Herald probe reveals inner-city deals in Miami's mayoral race

Miami Herald Staff

"I'm shocked. I really am, " said Irby McKnight, an Overtown activist who helped run Suarez's campaign. "I don't operate like that."

"I think that's a terrible thing, " McKnight said. "Black people died for the vote, and there's not enough money to buy mine. If you do that, you should go to prison, because you are weakening our democracy."

"We ran a crystal-clear campaign, " Carollo said. "There's nobody from our side that put up any money. I know the kind of campaign we ran -- we run it as straight as anyone can run it."

State law makes it a third-degree felony to pay someone to vote for a candidate. It's a misdemeanor violation for a voter to sell his or her vote.

JUST BEFORE THE RUNOFF
Campaigns focused on inner-city votes

The Overtown vote-buying operation came a day before the Nov. 13 runoff, at a time when the mayoral campaigns were desperate to drum up support in Miami's black neighborhoods.

Campaign professionals said many black voters lost interest in the elections the week before, when veteran politician Arthur E. Teele Jr. easily won election to a seat on the Miami City Commission. Teele represents predominantly black District 5, which includes Overtown.

Both Suarez and Carollo are white Cuban Americans.

"The people in this community didn't care, not at all, " who won the mayoral election, said McKnight, the political consultant who spearheaded Suarez's campaign in Overtown. "A lot of people said, 'I'm not going to vote for anybody but Teele.' It didn't matter who was mayor."

Despite that apathy, the number of absentee votes from Overtown rose in the mayoral runoff.

On Nov. 4, when Teele and opponent Pierre Rutledge were on the ballot, 48 people living within a half-mile of the St. John church voted absentee, election results show. For the Nov. 13 race, that number rose to 75.

Election records show that none of the five who sold their votes cast ballots in the Nov. 4 primary. Several told The Herald they turned out only because of the $10 offer.

"You're trying to make 10 bucks, you know?" said Dunning, the man who lives in an apartment overlooking the church lot. "Ten bucks is ten bucks." He said he took the money but received no instructions on how to vote.

'ABUSING' THE SYSTEM
Sites for early voting will now be cut back

For years, the elections department has set up a number of early voting sites around Miami-Dade where people can cast ballots a week or more before Election Day. Those votes are counted as absentees, since they are cast outside a voter's home precinct.

James Kohanek, assistant elections supervisor, said campaigns are "abusing" that system by busing in voters who could easily vote at the polls. All of the sites except the county building will be shut down in future elections, he said.

"It was set up as a convenience for the voter, and all it turned out to be was an abuse by candidates, " Kohanek said.
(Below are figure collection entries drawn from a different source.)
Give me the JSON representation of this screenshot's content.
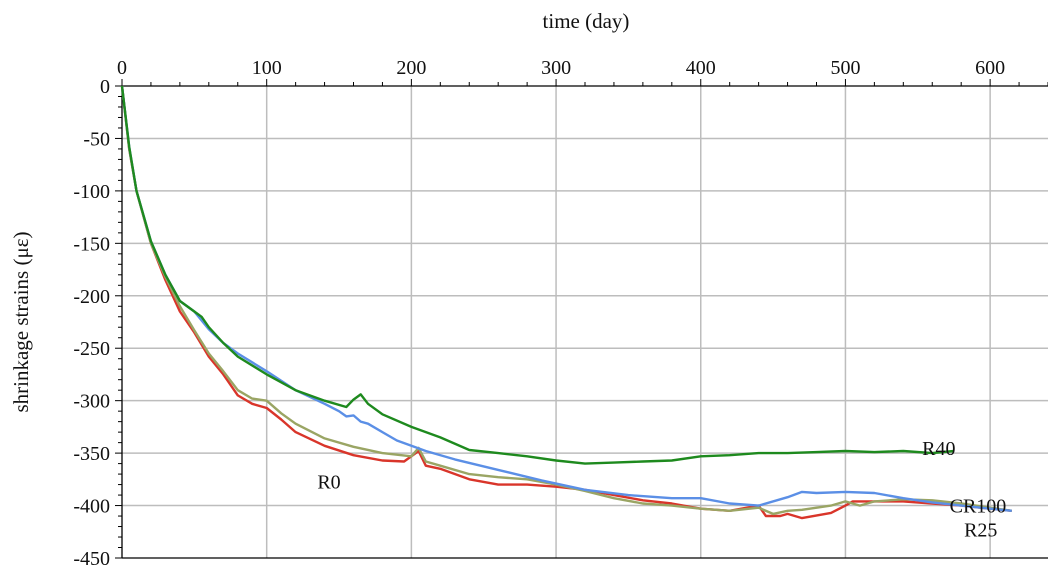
{
  "chart_data": {
    "type": "line",
    "title": "",
    "xlabel": "time (day)",
    "ylabel": "shrinkage strains (με)",
    "x_axis_position": "top",
    "xlim": [
      0,
      640
    ],
    "ylim": [
      -450,
      0
    ],
    "x_ticks": [
      0,
      100,
      200,
      300,
      400,
      500,
      600
    ],
    "y_ticks": [
      0,
      -50,
      -100,
      -150,
      -200,
      -250,
      -300,
      -350,
      -400,
      -450
    ],
    "grid": true,
    "legend": "none",
    "series": [
      {
        "name": "R0",
        "color": "#d9352a",
        "label_at": [
          135,
          -377
        ],
        "x": [
          0,
          5,
          10,
          20,
          30,
          40,
          50,
          60,
          70,
          80,
          90,
          100,
          110,
          120,
          140,
          160,
          180,
          195,
          205,
          210,
          220,
          240,
          260,
          280,
          300,
          320,
          340,
          360,
          380,
          400,
          420,
          440,
          445,
          455,
          460,
          470,
          490,
          500,
          505,
          520,
          540,
          560,
          580,
          600,
          615
        ],
        "y": [
          0,
          -60,
          -100,
          -150,
          -185,
          -215,
          -235,
          -258,
          -275,
          -295,
          -303,
          -307,
          -318,
          -330,
          -343,
          -352,
          -357,
          -358,
          -348,
          -362,
          -365,
          -375,
          -380,
          -380,
          -382,
          -385,
          -390,
          -395,
          -398,
          -403,
          -405,
          -400,
          -410,
          -410,
          -408,
          -412,
          -407,
          -400,
          -396,
          -396,
          -396,
          -398,
          -400,
          -403,
          -405
        ]
      },
      {
        "name": "R25",
        "color": "#9aa564",
        "label_at": [
          582,
          -423
        ],
        "x": [
          0,
          5,
          10,
          20,
          30,
          40,
          50,
          60,
          70,
          80,
          90,
          100,
          110,
          120,
          140,
          160,
          180,
          200,
          205,
          210,
          220,
          240,
          260,
          280,
          300,
          320,
          340,
          360,
          380,
          400,
          420,
          440,
          450,
          460,
          470,
          490,
          500,
          510,
          520,
          540,
          560,
          580,
          600,
          615
        ],
        "y": [
          0,
          -60,
          -100,
          -150,
          -182,
          -210,
          -233,
          -255,
          -272,
          -290,
          -298,
          -300,
          -312,
          -322,
          -336,
          -344,
          -350,
          -353,
          -345,
          -358,
          -362,
          -370,
          -373,
          -375,
          -380,
          -386,
          -393,
          -398,
          -400,
          -403,
          -405,
          -402,
          -408,
          -405,
          -404,
          -400,
          -396,
          -400,
          -396,
          -394,
          -395,
          -398,
          -402,
          -405
        ]
      },
      {
        "name": "CR100",
        "color": "#5b8fe6",
        "label_at": [
          572,
          -400
        ],
        "x": [
          0,
          5,
          10,
          20,
          30,
          40,
          50,
          60,
          70,
          80,
          100,
          120,
          140,
          150,
          155,
          160,
          165,
          170,
          180,
          190,
          200,
          210,
          230,
          260,
          290,
          320,
          350,
          380,
          400,
          420,
          440,
          460,
          470,
          480,
          500,
          520,
          540,
          560,
          580,
          600,
          615
        ],
        "y": [
          0,
          -58,
          -100,
          -148,
          -180,
          -205,
          -215,
          -232,
          -245,
          -255,
          -272,
          -290,
          -303,
          -310,
          -315,
          -314,
          -320,
          -322,
          -330,
          -338,
          -343,
          -348,
          -356,
          -366,
          -376,
          -385,
          -390,
          -393,
          -393,
          -398,
          -400,
          -392,
          -387,
          -388,
          -387,
          -388,
          -393,
          -397,
          -400,
          -403,
          -405
        ]
      },
      {
        "name": "R40",
        "color": "#1e8a1e",
        "label_at": [
          553,
          -345
        ],
        "x": [
          0,
          5,
          10,
          20,
          30,
          40,
          50,
          55,
          60,
          70,
          80,
          100,
          120,
          140,
          155,
          160,
          165,
          170,
          180,
          200,
          220,
          240,
          260,
          280,
          300,
          320,
          340,
          360,
          380,
          400,
          420,
          440,
          460,
          480,
          500,
          520,
          540,
          560,
          575
        ],
        "y": [
          0,
          -58,
          -100,
          -148,
          -180,
          -205,
          -215,
          -220,
          -230,
          -245,
          -258,
          -275,
          -290,
          -300,
          -306,
          -299,
          -294,
          -303,
          -313,
          -325,
          -335,
          -347,
          -350,
          -353,
          -357,
          -360,
          -359,
          -358,
          -357,
          -353,
          -352,
          -350,
          -350,
          -349,
          -348,
          -349,
          -348,
          -350,
          -348
        ]
      }
    ]
  }
}
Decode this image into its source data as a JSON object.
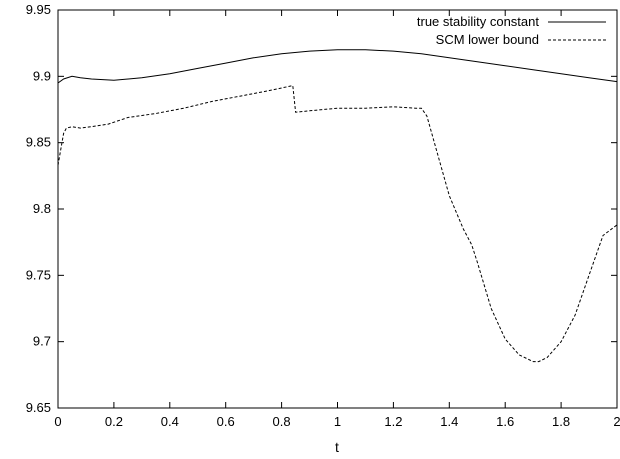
{
  "chart_data": {
    "type": "line",
    "title": "",
    "xlabel": "t",
    "ylabel": "",
    "xlim": [
      0,
      2
    ],
    "ylim": [
      9.65,
      9.95
    ],
    "grid": false,
    "legend_position": "top-right",
    "x_ticks": [
      0,
      0.2,
      0.4,
      0.6,
      0.8,
      1,
      1.2,
      1.4,
      1.6,
      1.8,
      2
    ],
    "x_tick_labels": [
      "0",
      "0.2",
      "0.4",
      "0.6",
      "0.8",
      "1",
      "1.2",
      "1.4",
      "1.6",
      "1.8",
      "2"
    ],
    "y_ticks": [
      9.65,
      9.7,
      9.75,
      9.8,
      9.85,
      9.9,
      9.95
    ],
    "y_tick_labels": [
      "9.65",
      "9.7",
      "9.75",
      "9.8",
      "9.85",
      "9.9",
      "9.95"
    ],
    "series": [
      {
        "name": "true stability constant",
        "line_style": "solid",
        "color": "#000000",
        "x": [
          0,
          0.02,
          0.05,
          0.08,
          0.12,
          0.2,
          0.3,
          0.4,
          0.5,
          0.6,
          0.7,
          0.8,
          0.9,
          1.0,
          1.05,
          1.1,
          1.2,
          1.3,
          1.4,
          1.5,
          1.6,
          1.7,
          1.8,
          1.9,
          2.0
        ],
        "y": [
          9.895,
          9.898,
          9.9,
          9.899,
          9.898,
          9.897,
          9.899,
          9.902,
          9.906,
          9.91,
          9.914,
          9.917,
          9.919,
          9.92,
          9.92,
          9.92,
          9.919,
          9.917,
          9.914,
          9.911,
          9.908,
          9.905,
          9.902,
          9.899,
          9.896
        ]
      },
      {
        "name": "SCM lower bound",
        "line_style": "dashed",
        "color": "#000000",
        "x": [
          0,
          0.01,
          0.02,
          0.03,
          0.05,
          0.08,
          0.12,
          0.18,
          0.25,
          0.35,
          0.45,
          0.55,
          0.65,
          0.75,
          0.84,
          0.85,
          0.9,
          1.0,
          1.1,
          1.2,
          1.28,
          1.3,
          1.32,
          1.4,
          1.45,
          1.48,
          1.5,
          1.55,
          1.6,
          1.65,
          1.7,
          1.72,
          1.75,
          1.8,
          1.85,
          1.9,
          1.95,
          2.0
        ],
        "y": [
          9.833,
          9.845,
          9.857,
          9.861,
          9.862,
          9.861,
          9.862,
          9.864,
          9.869,
          9.872,
          9.876,
          9.881,
          9.885,
          9.889,
          9.893,
          9.873,
          9.874,
          9.876,
          9.876,
          9.877,
          9.876,
          9.876,
          9.87,
          9.81,
          9.785,
          9.773,
          9.76,
          9.725,
          9.702,
          9.69,
          9.685,
          9.685,
          9.688,
          9.7,
          9.72,
          9.75,
          9.78,
          9.788
        ]
      }
    ]
  }
}
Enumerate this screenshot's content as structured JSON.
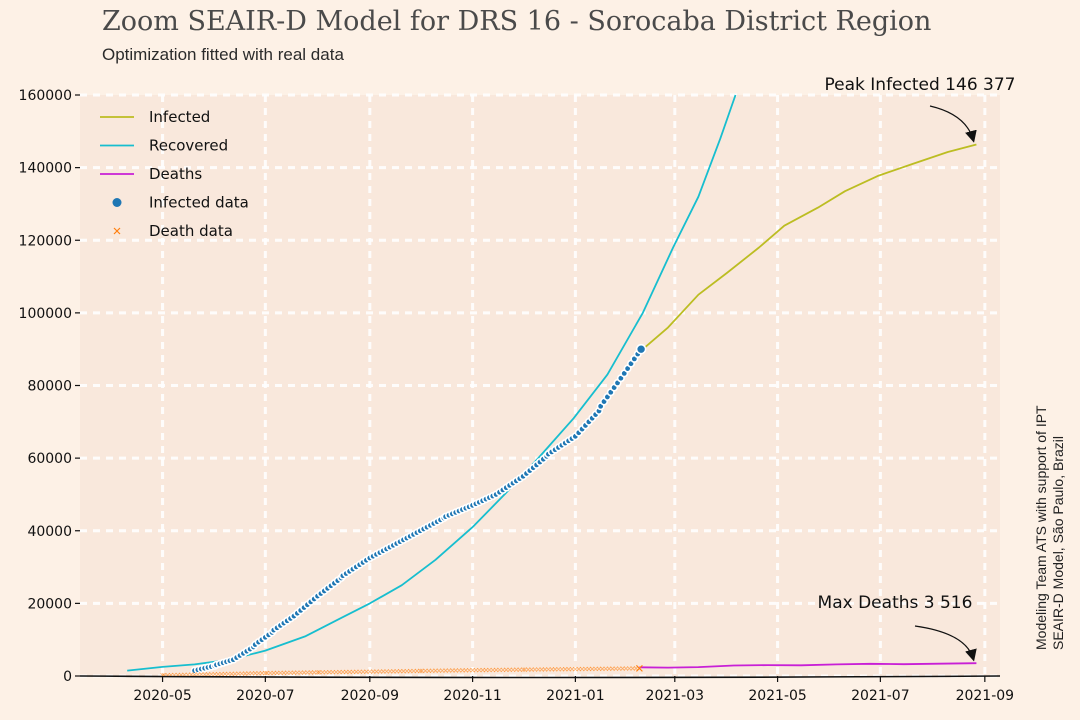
{
  "header": {
    "title": "Zoom SEAIR-D Model for DRS 16 - Sorocaba District Region",
    "subtitle": "Optimization fitted with real data"
  },
  "side_note": {
    "line1": "Modeling Team ATS with support of IPT",
    "line2": "SEAIR-D Model, São Paulo, Brazil"
  },
  "chart_data": {
    "type": "line",
    "title": "Zoom SEAIR-D Model for DRS 16 - Sorocaba District Region",
    "subtitle": "Optimization fitted with real data",
    "xlabel": "",
    "ylabel": "",
    "x_range": [
      "2020-03-13",
      "2021-09-10"
    ],
    "ylim": [
      0,
      160000
    ],
    "y_ticks": [
      0,
      20000,
      40000,
      60000,
      80000,
      100000,
      120000,
      140000,
      160000
    ],
    "x_ticks": [
      "2020-05",
      "2020-07",
      "2020-09",
      "2020-11",
      "2021-01",
      "2021-03",
      "2021-05",
      "2021-07",
      "2021-09"
    ],
    "grid": true,
    "legend_position": "top-left",
    "colors": {
      "Infected": "#bcbd22",
      "Recovered": "#17becf",
      "Deaths": "#c81fd6",
      "Infected data": "#1f77b4",
      "Death data": "#ff7f0e",
      "plot_bg": "#f9e8dc",
      "page_bg": "#fdf1e6"
    },
    "series": [
      {
        "name": "Infected",
        "kind": "line",
        "points": [
          [
            "2021-02-10",
            90000
          ],
          [
            "2021-02-25",
            96000
          ],
          [
            "2021-03-15",
            105000
          ],
          [
            "2021-04-01",
            111000
          ],
          [
            "2021-04-20",
            118000
          ],
          [
            "2021-05-05",
            124000
          ],
          [
            "2021-05-25",
            129000
          ],
          [
            "2021-06-10",
            133500
          ],
          [
            "2021-06-30",
            137800
          ],
          [
            "2021-07-20",
            141000
          ],
          [
            "2021-08-10",
            144300
          ],
          [
            "2021-08-27",
            146377
          ]
        ]
      },
      {
        "name": "Recovered",
        "kind": "line",
        "points": [
          [
            "2020-04-10",
            1500
          ],
          [
            "2020-05-01",
            2500
          ],
          [
            "2020-05-20",
            3200
          ],
          [
            "2020-06-10",
            4500
          ],
          [
            "2020-07-01",
            7000
          ],
          [
            "2020-07-25",
            11000
          ],
          [
            "2020-08-15",
            16000
          ],
          [
            "2020-09-01",
            20000
          ],
          [
            "2020-09-20",
            25000
          ],
          [
            "2020-10-10",
            32000
          ],
          [
            "2020-11-01",
            41000
          ],
          [
            "2020-11-20",
            50000
          ],
          [
            "2020-12-10",
            60000
          ],
          [
            "2020-12-31",
            71000
          ],
          [
            "2021-01-20",
            83000
          ],
          [
            "2021-02-10",
            100000
          ],
          [
            "2021-02-28",
            118000
          ],
          [
            "2021-03-15",
            132000
          ],
          [
            "2021-03-28",
            148000
          ],
          [
            "2021-04-06",
            160000
          ]
        ]
      },
      {
        "name": "Deaths",
        "kind": "line",
        "points": [
          [
            "2021-02-08",
            2400
          ],
          [
            "2021-02-25",
            2300
          ],
          [
            "2021-03-15",
            2450
          ],
          [
            "2021-04-05",
            2900
          ],
          [
            "2021-04-25",
            3000
          ],
          [
            "2021-05-15",
            2950
          ],
          [
            "2021-06-05",
            3200
          ],
          [
            "2021-06-25",
            3350
          ],
          [
            "2021-07-15",
            3250
          ],
          [
            "2021-08-05",
            3400
          ],
          [
            "2021-08-27",
            3516
          ]
        ]
      },
      {
        "name": "Infected data",
        "kind": "scatter",
        "points": [
          [
            "2020-05-20",
            1500
          ],
          [
            "2020-06-01",
            2800
          ],
          [
            "2020-06-12",
            4500
          ],
          [
            "2020-06-24",
            8000
          ],
          [
            "2020-07-05",
            12000
          ],
          [
            "2020-07-18",
            16500
          ],
          [
            "2020-08-01",
            22000
          ],
          [
            "2020-08-15",
            27000
          ],
          [
            "2020-09-01",
            32500
          ],
          [
            "2020-09-15",
            36000
          ],
          [
            "2020-10-01",
            40000
          ],
          [
            "2020-10-15",
            43500
          ],
          [
            "2020-11-01",
            47000
          ],
          [
            "2020-11-15",
            50000
          ],
          [
            "2020-12-01",
            55000
          ],
          [
            "2020-12-15",
            60500
          ],
          [
            "2021-01-01",
            66000
          ],
          [
            "2021-01-15",
            73000
          ],
          [
            "2021-01-28",
            82000
          ],
          [
            "2021-02-09",
            90000
          ]
        ]
      },
      {
        "name": "Death data",
        "kind": "scatter",
        "points": [
          [
            "2020-05-01",
            200
          ],
          [
            "2020-06-01",
            500
          ],
          [
            "2020-07-01",
            800
          ],
          [
            "2020-08-01",
            1000
          ],
          [
            "2020-09-01",
            1200
          ],
          [
            "2020-10-01",
            1400
          ],
          [
            "2020-11-01",
            1600
          ],
          [
            "2020-12-01",
            1750
          ],
          [
            "2021-01-01",
            1900
          ],
          [
            "2021-02-08",
            2100
          ]
        ]
      }
    ],
    "annotations": [
      {
        "text": "Peak Infected 146 377",
        "x": "2021-08-27",
        "y": 146377
      },
      {
        "text": "Max Deaths 3 516",
        "x": "2021-08-27",
        "y": 3516
      }
    ]
  }
}
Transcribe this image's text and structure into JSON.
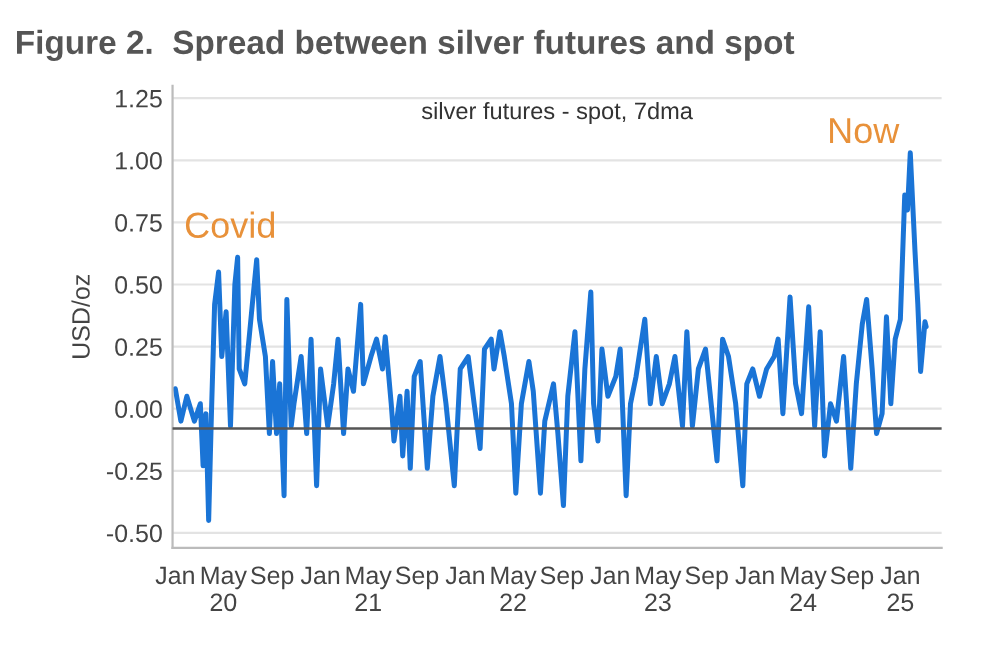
{
  "chart_data": {
    "type": "line",
    "title": "Figure 2.  Spread between silver futures and spot",
    "subtitle": "silver futures - spot, 7dma",
    "ylabel": "USD/oz",
    "annotations": [
      "Covid",
      "Now"
    ],
    "series": [
      {
        "color": "#1a74d6",
        "x": [
          "2020-01-01",
          "2020-01-15",
          "2020-01-30",
          "2020-02-18",
          "2020-03-04",
          "2020-03-11",
          "2020-03-18",
          "2020-03-25",
          "2020-04-01",
          "2020-04-09",
          "2020-04-19",
          "2020-04-27",
          "2020-05-08",
          "2020-05-19",
          "2020-05-30",
          "2020-06-06",
          "2020-06-10",
          "2020-06-24",
          "2020-07-13",
          "2020-07-24",
          "2020-07-31",
          "2020-08-15",
          "2020-08-25",
          "2020-09-02",
          "2020-09-12",
          "2020-09-20",
          "2020-10-01",
          "2020-10-08",
          "2020-10-19",
          "2020-10-26",
          "2020-11-13",
          "2020-11-27",
          "2020-12-08",
          "2020-12-22",
          "2021-01-01",
          "2021-01-19",
          "2021-02-03",
          "2021-02-14",
          "2021-02-28",
          "2021-03-11",
          "2021-03-25",
          "2021-04-12",
          "2021-04-19",
          "2021-05-08",
          "2021-05-22",
          "2021-06-06",
          "2021-06-13",
          "2021-06-28",
          "2021-07-05",
          "2021-07-20",
          "2021-07-27",
          "2021-08-07",
          "2021-08-15",
          "2021-08-25",
          "2021-09-09",
          "2021-09-27",
          "2021-10-11",
          "2021-10-29",
          "2021-11-13",
          "2021-12-04",
          "2021-12-19",
          "2022-01-08",
          "2022-01-23",
          "2022-02-07",
          "2022-02-18",
          "2022-03-07",
          "2022-03-14",
          "2022-03-29",
          "2022-04-09",
          "2022-04-27",
          "2022-05-08",
          "2022-05-22",
          "2022-06-10",
          "2022-06-21",
          "2022-07-09",
          "2022-07-20",
          "2022-08-11",
          "2022-08-22",
          "2022-09-05",
          "2022-09-16",
          "2022-10-04",
          "2022-10-19",
          "2022-10-29",
          "2022-11-13",
          "2022-11-20",
          "2022-12-01",
          "2022-12-11",
          "2022-12-26",
          "2023-01-15",
          "2023-01-26",
          "2023-02-10",
          "2023-02-21",
          "2023-03-07",
          "2023-03-29",
          "2023-04-12",
          "2023-04-27",
          "2023-05-12",
          "2023-05-30",
          "2023-06-13",
          "2023-07-02",
          "2023-07-13",
          "2023-07-27",
          "2023-08-11",
          "2023-08-29",
          "2023-09-09",
          "2023-09-27",
          "2023-10-11",
          "2023-10-26",
          "2023-11-13",
          "2023-12-01",
          "2023-12-11",
          "2023-12-26",
          "2024-01-12",
          "2024-01-30",
          "2024-02-18",
          "2024-02-28",
          "2024-03-11",
          "2024-03-29",
          "2024-04-12",
          "2024-04-27",
          "2024-05-15",
          "2024-05-30",
          "2024-06-13",
          "2024-06-24",
          "2024-07-09",
          "2024-07-24",
          "2024-08-11",
          "2024-08-29",
          "2024-09-12",
          "2024-09-27",
          "2024-10-08",
          "2024-10-22",
          "2024-11-02",
          "2024-11-16",
          "2024-11-27",
          "2024-12-08",
          "2024-12-19",
          "2025-01-01",
          "2025-01-12",
          "2025-01-19",
          "2025-01-26",
          "2025-02-07",
          "2025-02-14",
          "2025-02-21",
          "2025-03-04",
          "2025-03-07"
        ],
        "values": [
          0.08,
          -0.05,
          0.05,
          -0.05,
          0.02,
          -0.23,
          -0.02,
          -0.45,
          -0.02,
          0.42,
          0.55,
          0.21,
          0.39,
          -0.07,
          0.5,
          0.61,
          0.16,
          0.1,
          0.42,
          0.6,
          0.36,
          0.21,
          -0.1,
          0.19,
          -0.1,
          0.1,
          -0.35,
          0.44,
          -0.07,
          0.02,
          0.21,
          -0.1,
          0.28,
          -0.31,
          0.16,
          -0.07,
          0.1,
          0.28,
          -0.1,
          0.16,
          0.07,
          0.42,
          0.1,
          0.21,
          0.28,
          0.16,
          0.29,
          0.02,
          -0.13,
          0.05,
          -0.19,
          0.07,
          -0.24,
          0.13,
          0.19,
          -0.24,
          0.05,
          0.21,
          0.02,
          -0.31,
          0.16,
          0.21,
          0.02,
          -0.16,
          0.24,
          0.28,
          0.16,
          0.31,
          0.21,
          0.02,
          -0.34,
          0.02,
          0.19,
          0.07,
          -0.34,
          -0.05,
          0.1,
          -0.1,
          -0.39,
          0.05,
          0.31,
          -0.21,
          0.16,
          0.47,
          0.02,
          -0.13,
          0.24,
          0.05,
          0.13,
          0.24,
          -0.35,
          0.02,
          0.13,
          0.36,
          0.02,
          0.21,
          0.02,
          0.1,
          0.21,
          -0.07,
          0.31,
          -0.07,
          0.16,
          0.24,
          0.07,
          -0.21,
          0.28,
          0.21,
          0.02,
          -0.31,
          0.1,
          0.16,
          0.05,
          0.16,
          0.21,
          0.28,
          -0.02,
          0.45,
          0.1,
          -0.02,
          0.41,
          -0.07,
          0.31,
          -0.19,
          0.02,
          -0.05,
          0.21,
          -0.24,
          0.1,
          0.34,
          0.44,
          0.16,
          -0.1,
          -0.02,
          0.37,
          0.02,
          0.28,
          0.36,
          0.86,
          0.8,
          1.03,
          0.63,
          0.42,
          0.15,
          0.35,
          0.33
        ]
      }
    ],
    "ref_lines": [
      {
        "axis": "y",
        "value": -0.08,
        "color": "#555555"
      }
    ],
    "xlim": [
      "2019-12-25",
      "2025-04-15"
    ],
    "ylim": [
      -0.56,
      1.3
    ],
    "xticks": [
      {
        "value": "2020-01-01",
        "label": "Jan"
      },
      {
        "value": "2020-05-01",
        "label": "May\n20"
      },
      {
        "value": "2020-09-01",
        "label": "Sep"
      },
      {
        "value": "2021-01-01",
        "label": "Jan"
      },
      {
        "value": "2021-05-01",
        "label": "May\n21"
      },
      {
        "value": "2021-09-01",
        "label": "Sep"
      },
      {
        "value": "2022-01-01",
        "label": "Jan"
      },
      {
        "value": "2022-05-01",
        "label": "May\n22"
      },
      {
        "value": "2022-09-01",
        "label": "Sep"
      },
      {
        "value": "2023-01-01",
        "label": "Jan"
      },
      {
        "value": "2023-05-01",
        "label": "May\n23"
      },
      {
        "value": "2023-09-01",
        "label": "Sep"
      },
      {
        "value": "2024-01-01",
        "label": "Jan"
      },
      {
        "value": "2024-05-01",
        "label": "May\n24"
      },
      {
        "value": "2024-09-01",
        "label": "Sep"
      },
      {
        "value": "2025-01-01",
        "label": "Jan\n25"
      }
    ],
    "yticks": [
      {
        "value": -0.5,
        "label": "-0.50"
      },
      {
        "value": -0.25,
        "label": "-0.25"
      },
      {
        "value": 0,
        "label": "0.00"
      },
      {
        "value": 0.25,
        "label": "0.25"
      },
      {
        "value": 0.5,
        "label": "0.50"
      },
      {
        "value": 0.75,
        "label": "0.75"
      },
      {
        "value": 1.0,
        "label": "1.00"
      },
      {
        "value": 1.25,
        "label": "1.25"
      }
    ],
    "grid": "y",
    "legend": false,
    "line_style": "solid",
    "marker": "none"
  }
}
Miami-Dade election administrators have long heard reports of vote-buying in Dade.

"You always hear it, but you never see it, and no one has ever brought any proof, " Kohanek said.

In separate interviews, each of the five voters and nine witnesses interviewed by The Herald gave similar descriptions of the vote-buying operation:

"I went over there because I saw all the people and thought they were giving out food, " said Bobby Hobbs, 70, still covered with dust from his job as a $5.14-an-hour day laborer. He said he was driven to County Hall in an old blue Chevrolet sedan, voted, and returned to the church lot in a van.